Macron, das Chaos und die Klassenkämpfe in Frankreich
Kriminelle ziehen sich gelbe Westen über, um zu plündern und Autos in Brand zu stecken. Das schadet den Gelbwesten – aber es entwertet nicht deren Anliegen.
Als Jörg Haider einmal Jacques Chirac als „Westentaschen-Napoleon“verspottete, war das sehr unfein. Es wäre ihm allerdings kaum eingefallen, den gegenwärtigen französischen Präsidenten so zu nennen, denn Emmanuel Macron erinnert eher an Marie-Antoinette. Die Leute können sich kein Benzin mehr leisten? Dann sollen sie halt Taxi fahren.
„La Republique´ En Marche“nannte Macron seinen Wahlverein, mit dessen Hilfe er Frankreich in „La Macronie“verwandelte. Jetzt marschiert die Republik wirklich, aber in eine andere Richtung, als es der ehemalige Investmentbanker und sozialistische Wirtschaftsminister gern hätte. Vor einem Jahr feierten ihn die Europhilen aller Couleur, natürlich auch in Österreich, als Lichtgestalt und Retter vor den Rechtspopulisten, als die europäische Antwort auf Trump und Brexit, als Anker der Stabilität. Jetzt ist der Jubelchor verstummt. Anders als in Ungarn, Polen oder Italien herrscht in Frankreich das Chaos.
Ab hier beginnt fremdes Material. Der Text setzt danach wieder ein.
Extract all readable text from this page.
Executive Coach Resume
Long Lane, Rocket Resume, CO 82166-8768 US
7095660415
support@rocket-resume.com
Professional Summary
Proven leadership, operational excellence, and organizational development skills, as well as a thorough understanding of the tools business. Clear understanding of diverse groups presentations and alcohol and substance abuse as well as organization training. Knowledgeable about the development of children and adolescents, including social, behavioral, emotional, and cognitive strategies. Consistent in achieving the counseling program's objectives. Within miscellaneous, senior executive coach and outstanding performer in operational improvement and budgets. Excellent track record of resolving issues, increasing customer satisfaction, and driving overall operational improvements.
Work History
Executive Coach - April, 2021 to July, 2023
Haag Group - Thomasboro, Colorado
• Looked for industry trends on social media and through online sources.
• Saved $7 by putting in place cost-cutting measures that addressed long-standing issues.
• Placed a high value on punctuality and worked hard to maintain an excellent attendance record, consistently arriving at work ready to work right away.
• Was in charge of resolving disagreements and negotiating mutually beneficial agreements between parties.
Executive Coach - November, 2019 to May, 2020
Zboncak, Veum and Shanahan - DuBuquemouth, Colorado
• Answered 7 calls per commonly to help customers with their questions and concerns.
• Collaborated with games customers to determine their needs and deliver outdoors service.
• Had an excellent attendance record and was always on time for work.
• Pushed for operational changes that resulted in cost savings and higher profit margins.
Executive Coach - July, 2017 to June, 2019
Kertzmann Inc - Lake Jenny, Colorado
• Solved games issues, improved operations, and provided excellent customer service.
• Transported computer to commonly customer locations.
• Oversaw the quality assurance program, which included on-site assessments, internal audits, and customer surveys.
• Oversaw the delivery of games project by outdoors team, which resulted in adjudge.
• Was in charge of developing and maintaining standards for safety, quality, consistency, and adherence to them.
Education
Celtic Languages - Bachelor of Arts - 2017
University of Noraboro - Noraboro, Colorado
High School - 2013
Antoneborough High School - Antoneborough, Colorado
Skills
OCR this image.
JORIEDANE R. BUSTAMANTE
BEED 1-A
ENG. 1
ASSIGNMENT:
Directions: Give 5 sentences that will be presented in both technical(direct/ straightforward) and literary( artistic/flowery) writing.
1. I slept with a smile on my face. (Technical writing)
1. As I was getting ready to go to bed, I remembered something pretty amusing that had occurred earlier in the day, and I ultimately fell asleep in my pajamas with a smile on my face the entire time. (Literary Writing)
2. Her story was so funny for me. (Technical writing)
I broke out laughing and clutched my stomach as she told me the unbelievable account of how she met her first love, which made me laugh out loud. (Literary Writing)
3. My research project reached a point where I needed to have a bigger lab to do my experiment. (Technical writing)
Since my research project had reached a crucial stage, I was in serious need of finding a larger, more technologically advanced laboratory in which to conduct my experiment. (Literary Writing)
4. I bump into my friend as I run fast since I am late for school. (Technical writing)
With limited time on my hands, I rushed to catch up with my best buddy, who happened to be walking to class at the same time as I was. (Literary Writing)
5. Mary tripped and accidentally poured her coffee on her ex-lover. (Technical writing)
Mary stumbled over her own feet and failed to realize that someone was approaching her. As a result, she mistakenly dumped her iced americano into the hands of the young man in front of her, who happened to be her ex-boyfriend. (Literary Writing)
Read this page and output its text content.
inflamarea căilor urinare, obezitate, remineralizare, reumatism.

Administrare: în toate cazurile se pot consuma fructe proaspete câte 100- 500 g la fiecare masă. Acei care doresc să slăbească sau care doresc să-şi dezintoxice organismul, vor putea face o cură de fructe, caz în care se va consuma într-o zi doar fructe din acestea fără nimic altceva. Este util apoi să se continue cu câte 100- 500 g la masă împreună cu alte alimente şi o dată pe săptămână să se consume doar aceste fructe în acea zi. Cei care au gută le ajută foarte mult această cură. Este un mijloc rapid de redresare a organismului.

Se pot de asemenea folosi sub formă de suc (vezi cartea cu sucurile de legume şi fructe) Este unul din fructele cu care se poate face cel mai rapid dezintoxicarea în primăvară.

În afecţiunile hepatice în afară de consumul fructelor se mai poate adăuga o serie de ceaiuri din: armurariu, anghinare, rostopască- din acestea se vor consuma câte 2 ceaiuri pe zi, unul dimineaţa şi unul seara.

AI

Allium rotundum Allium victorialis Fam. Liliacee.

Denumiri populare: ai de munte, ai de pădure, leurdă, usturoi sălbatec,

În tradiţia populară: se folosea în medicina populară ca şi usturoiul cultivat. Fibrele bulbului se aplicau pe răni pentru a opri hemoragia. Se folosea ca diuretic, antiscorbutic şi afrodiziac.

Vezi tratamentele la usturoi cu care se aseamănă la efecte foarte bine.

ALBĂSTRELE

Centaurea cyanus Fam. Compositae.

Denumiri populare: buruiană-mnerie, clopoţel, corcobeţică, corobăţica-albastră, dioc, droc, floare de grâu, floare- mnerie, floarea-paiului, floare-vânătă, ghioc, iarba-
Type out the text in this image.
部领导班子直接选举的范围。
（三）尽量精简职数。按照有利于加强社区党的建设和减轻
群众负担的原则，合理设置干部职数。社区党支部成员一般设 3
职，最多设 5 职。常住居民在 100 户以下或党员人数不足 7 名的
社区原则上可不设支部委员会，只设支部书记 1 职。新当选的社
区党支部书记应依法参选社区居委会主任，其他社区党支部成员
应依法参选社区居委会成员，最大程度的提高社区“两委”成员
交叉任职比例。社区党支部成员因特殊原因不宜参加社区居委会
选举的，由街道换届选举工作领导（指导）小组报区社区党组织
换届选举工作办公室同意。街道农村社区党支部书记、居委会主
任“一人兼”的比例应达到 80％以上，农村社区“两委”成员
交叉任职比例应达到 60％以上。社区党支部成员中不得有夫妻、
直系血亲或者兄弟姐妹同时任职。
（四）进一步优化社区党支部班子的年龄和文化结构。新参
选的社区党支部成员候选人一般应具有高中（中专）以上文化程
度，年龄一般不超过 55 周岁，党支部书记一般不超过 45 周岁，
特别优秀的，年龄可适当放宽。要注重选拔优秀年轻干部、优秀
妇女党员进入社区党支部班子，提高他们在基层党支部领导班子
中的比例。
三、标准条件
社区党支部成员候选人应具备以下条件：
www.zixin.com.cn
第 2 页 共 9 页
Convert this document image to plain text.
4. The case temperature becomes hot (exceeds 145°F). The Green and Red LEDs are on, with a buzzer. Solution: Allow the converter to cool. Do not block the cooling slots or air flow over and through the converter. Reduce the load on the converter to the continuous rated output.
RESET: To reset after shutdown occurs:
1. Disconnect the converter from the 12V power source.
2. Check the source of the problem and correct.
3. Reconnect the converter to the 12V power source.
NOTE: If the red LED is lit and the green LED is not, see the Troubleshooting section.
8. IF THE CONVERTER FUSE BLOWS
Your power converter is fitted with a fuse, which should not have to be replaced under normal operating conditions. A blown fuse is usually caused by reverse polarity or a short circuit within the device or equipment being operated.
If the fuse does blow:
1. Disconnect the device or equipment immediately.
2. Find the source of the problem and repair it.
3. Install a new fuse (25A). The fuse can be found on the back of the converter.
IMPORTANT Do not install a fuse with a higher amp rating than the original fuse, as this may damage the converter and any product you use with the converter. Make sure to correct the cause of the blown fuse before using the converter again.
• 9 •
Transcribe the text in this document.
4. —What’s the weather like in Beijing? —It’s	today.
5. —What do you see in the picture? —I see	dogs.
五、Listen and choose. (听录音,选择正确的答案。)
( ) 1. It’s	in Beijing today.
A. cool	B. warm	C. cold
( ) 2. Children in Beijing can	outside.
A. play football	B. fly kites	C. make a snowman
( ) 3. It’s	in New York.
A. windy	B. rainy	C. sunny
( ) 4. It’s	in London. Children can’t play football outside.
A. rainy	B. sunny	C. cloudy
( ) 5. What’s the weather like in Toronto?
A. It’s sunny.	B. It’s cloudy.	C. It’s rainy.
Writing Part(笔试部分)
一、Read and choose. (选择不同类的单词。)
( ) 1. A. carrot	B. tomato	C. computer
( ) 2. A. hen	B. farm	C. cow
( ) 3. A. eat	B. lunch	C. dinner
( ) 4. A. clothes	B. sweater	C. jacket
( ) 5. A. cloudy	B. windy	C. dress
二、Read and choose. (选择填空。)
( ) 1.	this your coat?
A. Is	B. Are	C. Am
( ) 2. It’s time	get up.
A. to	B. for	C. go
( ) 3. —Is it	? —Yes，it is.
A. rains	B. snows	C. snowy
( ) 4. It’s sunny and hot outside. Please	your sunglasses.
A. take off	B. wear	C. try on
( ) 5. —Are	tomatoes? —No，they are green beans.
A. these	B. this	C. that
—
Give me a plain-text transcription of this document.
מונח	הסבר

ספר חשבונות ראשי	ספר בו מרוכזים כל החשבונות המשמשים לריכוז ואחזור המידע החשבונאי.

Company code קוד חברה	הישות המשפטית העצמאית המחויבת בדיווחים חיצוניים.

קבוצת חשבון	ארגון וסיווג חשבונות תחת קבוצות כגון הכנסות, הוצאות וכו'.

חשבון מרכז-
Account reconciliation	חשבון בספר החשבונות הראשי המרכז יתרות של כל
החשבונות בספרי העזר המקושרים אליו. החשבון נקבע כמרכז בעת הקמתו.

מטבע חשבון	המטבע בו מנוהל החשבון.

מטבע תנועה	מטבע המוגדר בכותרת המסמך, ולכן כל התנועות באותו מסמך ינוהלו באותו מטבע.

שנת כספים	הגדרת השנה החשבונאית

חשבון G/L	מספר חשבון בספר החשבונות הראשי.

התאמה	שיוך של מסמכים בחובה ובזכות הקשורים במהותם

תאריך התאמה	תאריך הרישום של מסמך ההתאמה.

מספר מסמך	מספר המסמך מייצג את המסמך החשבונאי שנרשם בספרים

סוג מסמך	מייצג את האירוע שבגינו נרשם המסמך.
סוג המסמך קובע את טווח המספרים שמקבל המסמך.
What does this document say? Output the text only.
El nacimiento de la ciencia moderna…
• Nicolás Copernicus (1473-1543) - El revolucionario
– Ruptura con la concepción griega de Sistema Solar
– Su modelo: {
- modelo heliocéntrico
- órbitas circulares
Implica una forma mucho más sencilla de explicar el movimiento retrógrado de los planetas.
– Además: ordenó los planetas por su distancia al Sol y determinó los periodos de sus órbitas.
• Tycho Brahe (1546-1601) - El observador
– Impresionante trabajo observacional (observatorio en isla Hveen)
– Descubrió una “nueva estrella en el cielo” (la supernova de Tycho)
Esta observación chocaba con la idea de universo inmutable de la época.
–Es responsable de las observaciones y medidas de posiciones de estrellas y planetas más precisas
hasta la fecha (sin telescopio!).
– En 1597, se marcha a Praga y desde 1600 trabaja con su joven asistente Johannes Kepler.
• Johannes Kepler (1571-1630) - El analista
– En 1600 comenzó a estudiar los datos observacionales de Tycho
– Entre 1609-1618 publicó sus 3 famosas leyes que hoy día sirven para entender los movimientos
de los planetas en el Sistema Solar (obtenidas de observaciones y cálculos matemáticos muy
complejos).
Extremisten und gewöhnliche Kriminelle mit oder ohne Migrationshintergrund ziehen sich gelbe Westen über, um Autos in Brand zu stecken, Geschäfte zu plündern und Passanten zu terrorisieren. Sie nützen dem Regime, weil sie den legitimen Widerstand diskreditieren und die Bürger einschüchtern, die ohne Steinschleudern, Gasmasken und Brandsätze auf die Straße gehen. Die Steuererhöhungen stören die Chaoten am allerwenigsten, sie sind auf Krawall programmiert.
Der Einfluss der nationalen Rechten auf die Protestbewegung ist gering. In den Demonstrationen kommt ein spontaner Populismus zum Ausdruck, der sich den Parteien entzieht. Radikalen Linken und Gewerkschaftlern ist es dennoch gelungen, etliche gelbe Westen rot zu färben. Mit ihren Forderungen nach mehr Lohn, höheren Steuern für die Reichen und noch mehr Umverteilung unterminieren die Linken das eigentliche Anliegen der Gelbwesten, nämlich die Senkung der Verbrauchssteuern und der Steuern auf Löhne und Pensionen. Macron hat die Chance, die sich ihm da bie- tet, bereitwillig aufgegriffen. Am Montag kündigte er eine staatliche Aufstockung des Mindestlohns um 100 Euro und weitere Wohltaten an.
Aber wie will er das finanzieren, wenn nicht mit noch mehr Steuern und Krediten? Frankreich importiert afrikanische Migranten und exportiert französische Wissenschaftler und Unternehmer. Die wirtschaftliche Basis der Gesellschaft erodiert seit Jahrzehnten. Jeder fünfte Jugendliche ist arbeitslos, und die Steuern sind die höchsten in der EU.
In Frankreich werden jetzt zwei unterschiedliche Klassenkämpfe geführt. Einer davon ist der sozialistische, der fälschlich einen Gegensatz zwischen Arbeit und Kapital konstruiert. Der andere ist viel älterer Natur, seine Geschichte begann mit den ersten Ansätzen der Staatlichkeit. Es ist der Kampf zwischen den Produzenten und den Enteignern – zwischen denen, die den Reichtum schaffen, und dem Staat mitsamt seinen Agenten und Klienten, der davon immer mehr konfisziert und nach Belieben für sich behält oder umverteilt.
Die Franzosen, die auf ihr Auto angewiesen sind und sich die Fahrt zum Arbeitsplatz nicht mehr leisten können, wollen nicht noch eine ökofiskalische Enteignung hinnehmen, um den Planeten vor fossilen Brennstoffen und einer fiktiven Klimakatastrophe zu retten. Steuerrevolten haben dort Tradition, mit einer solchen Revolte begann auch schon die Französische Revolution.
In den 1950er-Jahren mobilisierte Pierre Poujade die Handwerker und die Kaufleute in den kleineren Städten zum Steuerboykott. Im Sommer 2000 provozierte die Ökobesteuerung von Benzin und Diesel eine Protestbewegung, die von Frankreich ausgehend auf England, die Niederlande, Belgien und schließlich auch auf die Bundesrepublik Deutschland übergriff. Das könnte sich wiederholen. Denn wegen der absurden Dieselfahrverbote könnte die Stimmung bald auch in Deutschland kippen.